As shown in the figure, connect a resistor of some minimum safe value to the base of the transistor, say a 1 K resistor, this will ensure that at least the device cannot get damaged through its “base” pin-out, because the resistor will never allow the relevant currents to develop to dangerous levels across the vulnerable base/emitter junction of the transistor.
For testing the basic working pattern of the transistor, you would further need to fix a pot along the “base”, positive and the negative terminal.
Next, connect an LED and a resistor to the collector of the transistor, with the help of the diagram.
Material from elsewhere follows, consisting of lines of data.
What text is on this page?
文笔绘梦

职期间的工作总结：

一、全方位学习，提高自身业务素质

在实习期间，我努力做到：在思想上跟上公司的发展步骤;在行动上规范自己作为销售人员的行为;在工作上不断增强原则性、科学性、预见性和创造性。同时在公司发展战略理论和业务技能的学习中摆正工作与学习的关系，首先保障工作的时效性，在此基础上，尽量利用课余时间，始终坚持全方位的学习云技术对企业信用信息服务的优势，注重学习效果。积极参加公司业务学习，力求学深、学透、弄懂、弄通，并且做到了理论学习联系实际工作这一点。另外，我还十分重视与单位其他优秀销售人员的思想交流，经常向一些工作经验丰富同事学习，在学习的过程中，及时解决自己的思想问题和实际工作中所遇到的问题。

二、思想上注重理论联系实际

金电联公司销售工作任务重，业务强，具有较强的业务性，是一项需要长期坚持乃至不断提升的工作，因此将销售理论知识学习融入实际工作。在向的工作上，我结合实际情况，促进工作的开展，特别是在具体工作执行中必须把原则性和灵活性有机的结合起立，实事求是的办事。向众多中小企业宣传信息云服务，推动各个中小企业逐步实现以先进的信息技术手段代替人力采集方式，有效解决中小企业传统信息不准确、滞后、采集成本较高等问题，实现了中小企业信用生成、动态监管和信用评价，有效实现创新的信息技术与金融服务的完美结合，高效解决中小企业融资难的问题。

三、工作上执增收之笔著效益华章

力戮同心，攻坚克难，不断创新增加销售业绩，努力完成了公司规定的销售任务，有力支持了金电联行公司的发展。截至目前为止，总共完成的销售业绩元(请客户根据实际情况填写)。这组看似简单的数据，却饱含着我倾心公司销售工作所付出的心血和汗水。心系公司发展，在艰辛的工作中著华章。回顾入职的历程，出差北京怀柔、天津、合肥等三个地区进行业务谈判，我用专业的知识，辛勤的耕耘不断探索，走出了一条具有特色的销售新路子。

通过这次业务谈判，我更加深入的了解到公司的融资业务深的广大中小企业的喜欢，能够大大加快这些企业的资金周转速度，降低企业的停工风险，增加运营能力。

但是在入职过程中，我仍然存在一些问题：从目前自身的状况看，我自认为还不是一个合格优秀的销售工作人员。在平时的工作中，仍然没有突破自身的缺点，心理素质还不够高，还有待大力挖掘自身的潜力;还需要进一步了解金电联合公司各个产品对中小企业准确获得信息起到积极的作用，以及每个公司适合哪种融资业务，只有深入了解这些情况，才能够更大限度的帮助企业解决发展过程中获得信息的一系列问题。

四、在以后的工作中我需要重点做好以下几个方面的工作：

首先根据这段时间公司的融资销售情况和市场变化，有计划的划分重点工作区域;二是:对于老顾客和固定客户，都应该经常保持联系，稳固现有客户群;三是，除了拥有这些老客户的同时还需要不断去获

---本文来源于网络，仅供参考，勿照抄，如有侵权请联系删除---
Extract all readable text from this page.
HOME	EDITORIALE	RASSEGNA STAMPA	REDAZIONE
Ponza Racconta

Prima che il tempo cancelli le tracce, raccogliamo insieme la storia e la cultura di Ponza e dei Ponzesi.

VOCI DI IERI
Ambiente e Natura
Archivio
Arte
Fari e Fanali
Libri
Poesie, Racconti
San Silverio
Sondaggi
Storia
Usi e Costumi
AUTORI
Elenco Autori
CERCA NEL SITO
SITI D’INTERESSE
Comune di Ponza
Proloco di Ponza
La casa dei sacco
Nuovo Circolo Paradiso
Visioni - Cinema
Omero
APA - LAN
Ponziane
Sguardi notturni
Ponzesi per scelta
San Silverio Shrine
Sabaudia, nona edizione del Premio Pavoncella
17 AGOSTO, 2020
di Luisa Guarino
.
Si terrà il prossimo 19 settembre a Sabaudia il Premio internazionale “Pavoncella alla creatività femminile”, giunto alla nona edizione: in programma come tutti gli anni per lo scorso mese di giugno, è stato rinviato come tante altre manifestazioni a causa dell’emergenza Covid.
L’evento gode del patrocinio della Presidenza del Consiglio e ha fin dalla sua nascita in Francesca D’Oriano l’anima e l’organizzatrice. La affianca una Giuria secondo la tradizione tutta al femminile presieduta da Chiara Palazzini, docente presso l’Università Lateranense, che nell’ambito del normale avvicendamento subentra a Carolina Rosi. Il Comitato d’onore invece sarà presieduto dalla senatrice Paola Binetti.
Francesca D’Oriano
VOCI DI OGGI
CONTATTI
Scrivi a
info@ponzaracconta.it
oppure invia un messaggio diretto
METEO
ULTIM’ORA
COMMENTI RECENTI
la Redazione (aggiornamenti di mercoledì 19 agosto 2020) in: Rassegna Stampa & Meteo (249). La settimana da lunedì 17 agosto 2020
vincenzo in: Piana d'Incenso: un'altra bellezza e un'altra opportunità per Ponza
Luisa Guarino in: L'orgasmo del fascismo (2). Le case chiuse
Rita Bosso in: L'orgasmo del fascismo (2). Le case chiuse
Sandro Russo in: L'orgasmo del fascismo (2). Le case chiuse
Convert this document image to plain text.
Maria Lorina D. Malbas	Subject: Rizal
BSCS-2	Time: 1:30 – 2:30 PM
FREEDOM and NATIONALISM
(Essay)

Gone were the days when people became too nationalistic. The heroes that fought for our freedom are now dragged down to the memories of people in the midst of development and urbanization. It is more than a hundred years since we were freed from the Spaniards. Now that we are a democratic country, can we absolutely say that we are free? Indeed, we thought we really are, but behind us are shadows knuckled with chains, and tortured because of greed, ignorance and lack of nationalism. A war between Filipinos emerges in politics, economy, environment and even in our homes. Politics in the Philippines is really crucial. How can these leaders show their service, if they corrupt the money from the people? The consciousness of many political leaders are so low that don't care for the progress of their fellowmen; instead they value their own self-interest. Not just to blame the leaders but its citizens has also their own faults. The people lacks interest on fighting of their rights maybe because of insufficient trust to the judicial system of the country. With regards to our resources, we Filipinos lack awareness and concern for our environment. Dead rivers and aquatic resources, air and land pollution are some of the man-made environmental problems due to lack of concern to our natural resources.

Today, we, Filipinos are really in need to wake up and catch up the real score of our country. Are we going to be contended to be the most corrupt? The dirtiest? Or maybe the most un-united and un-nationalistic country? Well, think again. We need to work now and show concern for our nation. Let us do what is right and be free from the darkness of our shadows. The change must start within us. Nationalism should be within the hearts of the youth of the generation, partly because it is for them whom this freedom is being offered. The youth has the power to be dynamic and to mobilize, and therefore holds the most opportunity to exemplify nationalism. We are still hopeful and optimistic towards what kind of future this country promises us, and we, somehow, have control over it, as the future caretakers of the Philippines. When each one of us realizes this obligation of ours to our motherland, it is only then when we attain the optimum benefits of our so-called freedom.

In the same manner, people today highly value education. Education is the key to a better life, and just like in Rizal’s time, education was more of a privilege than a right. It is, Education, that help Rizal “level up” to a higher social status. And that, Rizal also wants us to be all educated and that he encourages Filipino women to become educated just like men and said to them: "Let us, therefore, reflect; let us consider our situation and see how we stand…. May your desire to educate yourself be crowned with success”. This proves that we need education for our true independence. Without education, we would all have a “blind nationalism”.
The LED will provide you with immediate visual information regarding the happenings with the circuit. The collector resistor again ensures that the UCEO is kept within the specified limits, safeguarding the transistor as well as the LED.
Initially keep the pot’s knob somewhere at the midway of its rotation. Apply a DC potential across the shown terminals, and you will find the LED coming ON immediately. This happens because a small part of the voltage reaches the base of the transistor and switches ON its collector to ground and allows the voltage to complete, illuminating the LED.
Now adjusting the pot’s slider arm more towards the ground, you’ll find, makes the LED gradually dim, and ultimately switch OFF, at some particular point of the pot setting. This happens because the required magnitude of base potential, instead of reaching the transistor gets grounded through the pot.
This circuit uses an NPN transistor. With a PNP transistor (e.g. BC557), the conditions simply reverses, i.e. the transistor’s emitter connects to the positive, LED/resistor assembly connects across the collector and the ground, and, initially the LED remains switched OFF and gradually comes ON as the pot’s slider arm is gently moved more toward the ground and vice versa. That’s why a BC547 and BC557 are taken as complementary pairs having complementing reverse order performance.
Combining a couple of NPN or, NPN and PNP transistors, can be used for producing more interesting and complex circuit assemblies. If another NPN stage is introduced after the above discussed circuit (see figure), the circuit produces the opposite results: initially the LED remains switched but switches ON when the pot is moved in the above manner. However, here the switching transitions are quick with minimum hysteresis making the unit more accurate than a single transistor version.
A complementary pair circuit using PNP/NPN devices also presents us with some useful circuit arrangements. The above transistor features can be successfully implemented for many different circuit applications.